Setting the Stage

It’s nearing day one of the next upcoming school year and you have several ideas roaming around in your head about classroom routines. What do you do to prepare for those first, critical, 8 days with students? I have been a middle school math educator for 15 years and have recently transitioned into an instructional coaching role. While as an educator, I knew the first two weeks were important, but I never realized how deep this importance spread across the entire year! It has been amazing to watch ‘new to the profession’ teachers do their best to fill the first eight days of school with welcoming activities, doing their best to get to know their students and build a safe environment. Many are so excited to get their practice up and running and cannot wait to begin. For some, the realization of working with middle school students becomes very real, very quick, and they begin to find out where expectations and reality differ greatly. 

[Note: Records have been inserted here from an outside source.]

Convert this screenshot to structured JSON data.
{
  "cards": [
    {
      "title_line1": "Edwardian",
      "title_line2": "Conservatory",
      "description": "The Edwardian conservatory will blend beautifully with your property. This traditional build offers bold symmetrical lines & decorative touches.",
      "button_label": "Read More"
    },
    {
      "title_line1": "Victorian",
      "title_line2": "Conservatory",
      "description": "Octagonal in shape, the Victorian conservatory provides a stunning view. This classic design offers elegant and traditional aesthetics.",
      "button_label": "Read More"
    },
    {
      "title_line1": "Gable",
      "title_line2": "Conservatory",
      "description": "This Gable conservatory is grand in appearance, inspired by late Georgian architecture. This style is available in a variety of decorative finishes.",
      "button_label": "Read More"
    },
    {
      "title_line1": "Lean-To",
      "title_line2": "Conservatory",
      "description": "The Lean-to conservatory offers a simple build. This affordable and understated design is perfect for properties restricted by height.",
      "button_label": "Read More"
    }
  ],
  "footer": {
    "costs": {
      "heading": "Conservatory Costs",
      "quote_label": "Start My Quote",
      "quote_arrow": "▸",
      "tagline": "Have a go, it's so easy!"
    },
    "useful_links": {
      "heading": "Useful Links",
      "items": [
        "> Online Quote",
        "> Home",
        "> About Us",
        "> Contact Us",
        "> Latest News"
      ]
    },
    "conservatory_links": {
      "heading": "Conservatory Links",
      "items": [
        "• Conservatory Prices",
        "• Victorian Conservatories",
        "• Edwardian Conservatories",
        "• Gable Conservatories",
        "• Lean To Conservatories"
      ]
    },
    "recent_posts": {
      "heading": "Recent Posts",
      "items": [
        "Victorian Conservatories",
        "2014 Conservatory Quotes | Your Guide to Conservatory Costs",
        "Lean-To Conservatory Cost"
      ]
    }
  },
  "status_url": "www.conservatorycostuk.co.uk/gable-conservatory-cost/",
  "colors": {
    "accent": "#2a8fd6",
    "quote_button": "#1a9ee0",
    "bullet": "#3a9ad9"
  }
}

In my experience and as many veteran teachers can probably attest to, the stage you set in the first eight days of school will determine what your entire year will entail. This can be very challenging for ‘new to profession’ teachers who learn this the hard way and have a very difficult time trying to reset the stage later on. Nearly ten years ago, I read the book, Lessons from the Classroom, 20 Things Good Teachers Do by Hal Urban. I had since forgotten about this book, but grabbed it off the shelf in an effort to help support some of my coaching clients whom were struggling to reset the stage. As I re-read the book, I was quickly reminded of all the routines I had put into place the first eight days of school that attributed to my success for classroom management, building community, and creating a safe place where students feel comfortable taking risks. As I continue my instructional coaching role, I will now share these following routines to help support ‘new to profession’ teachers within the first eight days of school.

  1. Greet students at the door. This routine has served many purposes throughout the years. For one, this routine can help teachers and students build relationships by allowing teachers time to ask students questions about their personal lives when often there seems to not be enough time once class begins. This also allows teachers time to teach students how to appropriately greet someone by making eye contact, verbally responding, and providing a firm handshake. This simple task is often not taught at home and helps the teacher establish expectations for how to have an appropriate interaction. I have also found this routine helpful when students have bad days and sometimes make inappropriate choices. Each day is a new day and greeting each individual at the door before they walk in allows teachers to establish this relationship with individual students.
  2. Talk about good manners. It is important for teachers to talk about what they will expect for how students treat others as well as how students treat teachers. Hal Urban says, “What you permit, you promote.”  Whether you create this ahead of time and discuss your expectations with the class or have the class build these expectations with you, it is important to address what you will allow in the classroom and what you will not allow. Even more importantly, teachers need to discuss with the class what will happen if one of the expectations is not followed and hold students accountable to these consequences.
  3. Who Are You? Getting to know your students is vital to student achievement. Research suggests that students will not learn from you unless they know you care for them. Establish activities that allow you, as the teacher, to better understand your students as individuals, how they learn best, and their interests. Perhaps this can be done through interest or learner characteristic inventories. However you decide to address this, be sure to spend some time within the first eight days to gather this important information.
  4. Toxic-vs-Nourishing. To continue to establish the type of classroom culture you wish to create, spend some time talking about toxic-vs-nourishing. Personally, I really struggled with students who exhibited negative attitudes. So, I added a lesson about this to perform in one of the first eight days of school. I wanted to set the stage immediately, that only positive attitudes were allowed within my four walls. I would not allow negative comments about certain activities I had planned or to each other. Discuss with students what types of comments would classify as toxic that you will not allow and then follow up with nourishing comments students could use instead. Again, hold the students accountable if you hear any toxic activity. Once this expectation is established, you will be amazed at how often students will hold each other accountable and call out others if they hear any of your toxic comments being shared. 
  5. Reward positive behavior. It is amazing how students feed off of what the teacher values in his/her classroom. Many districts are using PBIS (Positive Behavior Intervention Supports) to address rewarding positive behaviors. If you want students to act in a specific way, then praise any student who does exhibit this behavior. Carnival tickets are an easy way to tackle this. When you see students exhibiting behaviors that you expect or even behaviors that go above and beyond, be sure to honor and praise this behavior! You will be amazed at how many other students will follow suit. There are many ways students can use these tickets. I found that allowing them to ‘cash-in’ on engaging tasks (ie. sitting in the teachers chair for a lesson, purchasing a pencil/eraser, purchasing a healthy snack such as pretzels, facilitating the lesson launch, etc.) was motivating.

As a teacher, if you find yourself frustrated about specific behaviors or complaining about how students are behaving, ask yourself how you addressed this in the first weeks of school. If you did not address it, then students are not aware of your expectations around this behavior and your reactive responses will fuel student behaviors. Proactively addressing expectations using some or all of these strategies with students will save lots of headaches and frustrations throughout the year.